Further back, we to continue to be sloppy and passive in possession, making us much easier to defend against than we should be. Newcastle, for instance, scored their goal in the opening 15 minutes and scarcely had a serious attack to deal with over the course of the next 80 minutes. You could make a case that Mikel Merino could/should have scored from close range and there’s no doubt Rice should have equalised late but, on the whole, it was no way near enough and it hasn’t been for a while.

The ‘muddling through’ method just hasn’t worked for Arteta and it’s time for a rethink before this season truly gets away from us.

As to the match itself, it wasn’t a great spectacle. We looked okay in the opening period of the game and, in truth, the hosts didn’t really cause us any defensive problems, but, once they’d scored the opening goal, they were only ever going to play one way. They managed, as they always do, to shut the game down as a serious spectacle after getting in front and we never had an answer to it. it was horrendous stuff.

But entertaining football is not Newcastle’s job, I get that. They wanted the three points above all else and did what they needed to do to secure them. That the referee indulged their antics is neither here nor there, we didn’t do enough to break them down or, at the very least, put ourselves in situations where could ask questions of their defence.

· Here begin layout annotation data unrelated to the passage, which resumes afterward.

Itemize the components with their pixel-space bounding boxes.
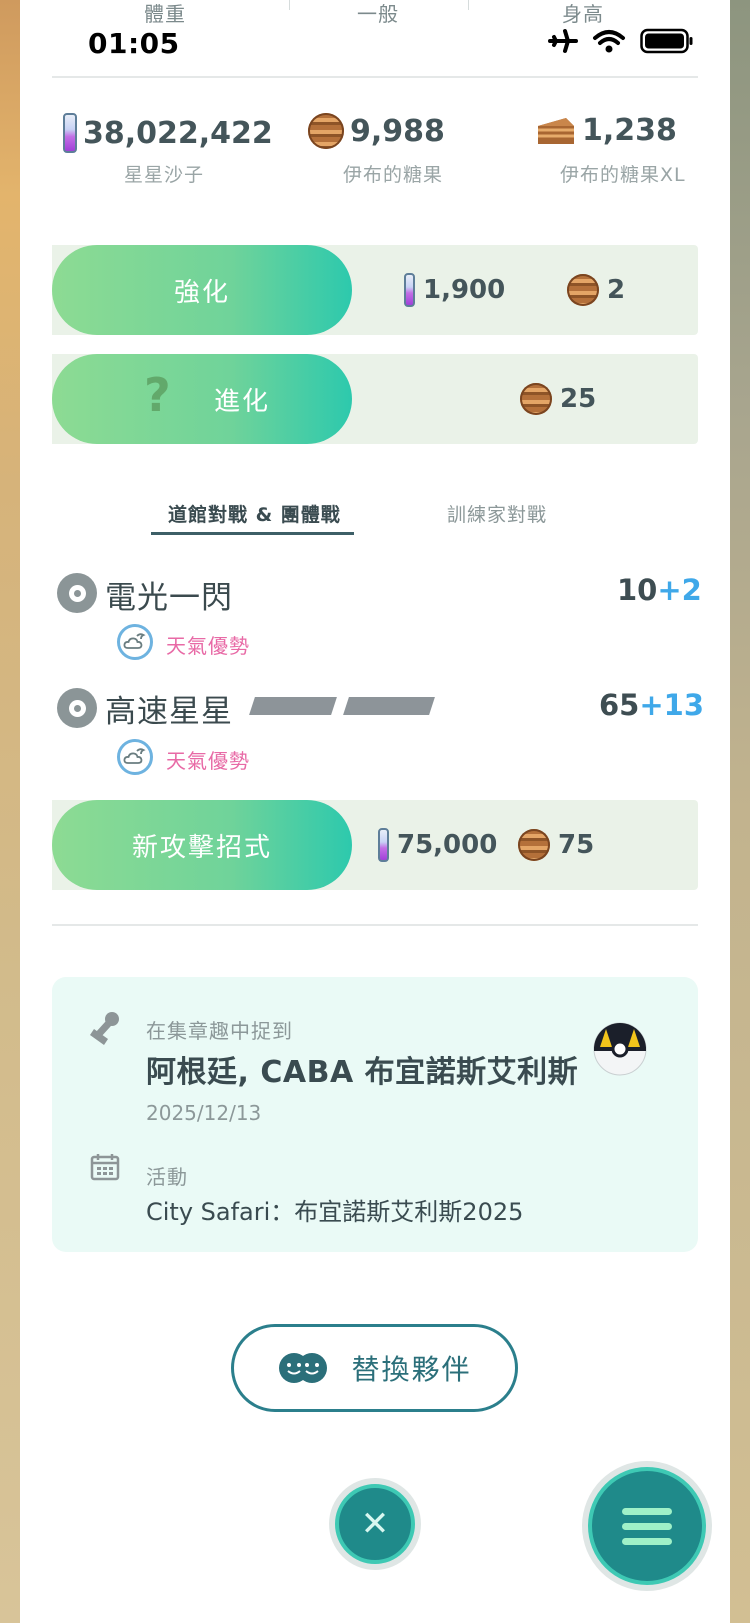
power-up-candy-value: 2 — [607, 275, 626, 305]
stardust-icon — [63, 113, 77, 153]
catch-info-panel: 在集章趣中捉到 阿根廷, CABA 布宜諾斯艾利斯 2025/12/13 活動 … — [52, 977, 698, 1252]
close-icon: ✕ — [335, 1484, 415, 1564]
caught-label: 在集章趣中捉到 — [146, 1019, 293, 1043]
status-bar: 體重 一般 身高 01:05 — [0, 0, 750, 70]
buddy-icon — [279, 1353, 328, 1383]
energy-bar — [249, 697, 337, 715]
candy-icon — [520, 383, 552, 415]
airplane-icon — [548, 29, 578, 53]
status-icons — [548, 28, 694, 54]
new-move-stardust-cost: 75,000 — [378, 800, 497, 890]
stardust-icon — [404, 273, 415, 307]
evolve-question-icon: ? — [144, 368, 173, 422]
move-type-icon — [57, 573, 97, 613]
stardust-value: 38,022,422 — [83, 115, 273, 151]
divider — [289, 0, 290, 10]
stat-header-height: 身高 — [562, 2, 604, 26]
wifi-icon — [593, 30, 625, 53]
menu-button[interactable] — [582, 1461, 712, 1591]
menu-icon — [588, 1467, 706, 1585]
power-up-stardust-value: 1,900 — [423, 275, 506, 305]
move-type-icon — [57, 688, 97, 728]
event-label: 活動 — [146, 1165, 188, 1189]
weather-icon — [117, 624, 153, 660]
power-up-stardust-cost: 1,900 — [404, 245, 505, 335]
stardust-resource: 38,022,422 — [63, 113, 273, 153]
event-name: City Safari：布宜諾斯艾利斯2025 — [146, 1198, 524, 1226]
close-button[interactable]: ✕ — [329, 1478, 421, 1570]
candy-xl-label: 伊布的糖果XL — [560, 164, 686, 186]
new-move-button[interactable]: 新攻擊招式 — [52, 800, 352, 890]
divider — [468, 0, 469, 10]
charged-move-power: 65+13 — [599, 688, 704, 722]
evolve-button[interactable]: ? 進化 — [52, 354, 352, 444]
swap-buddy-button[interactable]: 替換夥伴 — [231, 1324, 518, 1412]
tab-gym-raid[interactable]: 道館對戰 & 團體戰 — [168, 500, 341, 527]
evolve-row: ? 進化 25 — [52, 354, 698, 444]
stardust-icon — [378, 828, 389, 862]
charged-move-name: 高速星星 — [105, 694, 233, 730]
candy-resource: 9,988 — [308, 113, 445, 149]
status-time: 01:05 — [88, 27, 180, 60]
candy-xl-resource: 1,238 — [536, 113, 677, 148]
candy-value: 9,988 — [350, 113, 445, 149]
stat-header-weight: 體重 — [144, 2, 186, 26]
tab-trainer-battle[interactable]: 訓練家對戰 — [447, 500, 547, 527]
stat-header-type: 一般 — [357, 2, 399, 26]
weather-icon — [117, 739, 153, 775]
fast-move-power: 10+2 — [617, 573, 702, 607]
cloud-moon-icon — [123, 748, 146, 764]
ultra-ball-icon — [593, 1022, 647, 1076]
divider — [52, 924, 698, 926]
energy-bar — [343, 697, 435, 715]
charged-move-bonus: +13 — [639, 688, 705, 722]
evolve-label: 進化 — [213, 386, 270, 417]
new-move-stardust-value: 75,000 — [397, 830, 498, 860]
power-up-candy-cost: 2 — [567, 245, 625, 335]
new-move-candy-cost: 75 — [518, 800, 594, 890]
charged-move-power-value: 65 — [599, 688, 640, 722]
new-move-candy-value: 75 — [558, 830, 595, 860]
stardust-label: 星星沙子 — [124, 164, 205, 186]
fast-move-name: 電光一閃 — [105, 580, 233, 616]
swap-buddy-label: 替換夥伴 — [351, 1353, 472, 1386]
weather-boost-label: 天氣優勢 — [166, 749, 250, 773]
divider — [52, 76, 698, 78]
candy-xl-value: 1,238 — [582, 113, 677, 148]
weather-boost-label: 天氣優勢 — [166, 634, 250, 658]
evolve-candy-value: 25 — [560, 384, 597, 414]
battery-icon — [640, 28, 693, 54]
candy-xl-icon — [538, 117, 574, 144]
stamp-icon — [90, 1012, 119, 1045]
power-up-row: 強化 1,900 2 — [52, 245, 698, 335]
power-up-button[interactable]: 強化 — [52, 245, 352, 335]
candy-label: 伊布的糖果 — [343, 164, 444, 186]
tab-active-indicator — [151, 532, 354, 535]
calendar-icon — [90, 1154, 120, 1181]
catch-location: 阿根廷, CABA 布宜諾斯艾利斯 — [146, 1055, 579, 1090]
candy-icon — [308, 113, 344, 149]
catch-date: 2025/12/13 — [146, 1101, 262, 1125]
candy-icon — [518, 829, 550, 861]
evolve-candy-cost: 25 — [520, 354, 596, 444]
fast-move-bonus: +2 — [657, 573, 702, 607]
fast-move-power-value: 10 — [617, 573, 658, 607]
new-move-row: 新攻擊招式 75,000 75 — [52, 800, 698, 890]
cloud-moon-icon — [123, 633, 146, 649]
candy-icon — [567, 274, 599, 306]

A few half-chances here and there isn’t going to cut it.

It was a deeply frustrating performance from a side badly struggling for form at the moment. The absence of Odegaard, while unfortunate, should not be so detrimental to how we are performing. It speaks of some poor decision-making by the manager and Edu in the summer. They took a chance by letting Emile Smith Rowe and Fabio Vieira leave and that gamble has failed.

Ethan Nwaneri is a tremendously talented young man but, if we’re turning to a 17-year-old and asking him to rescue us, there is something badly wrong.

The fruits of the summer’s transfer short-comings are starting to ripen.

We can only hope to see Odegaard back soon, and hope twice more that he stays fit for the remainder of the campaign because it seems clear to me that we are lost without him.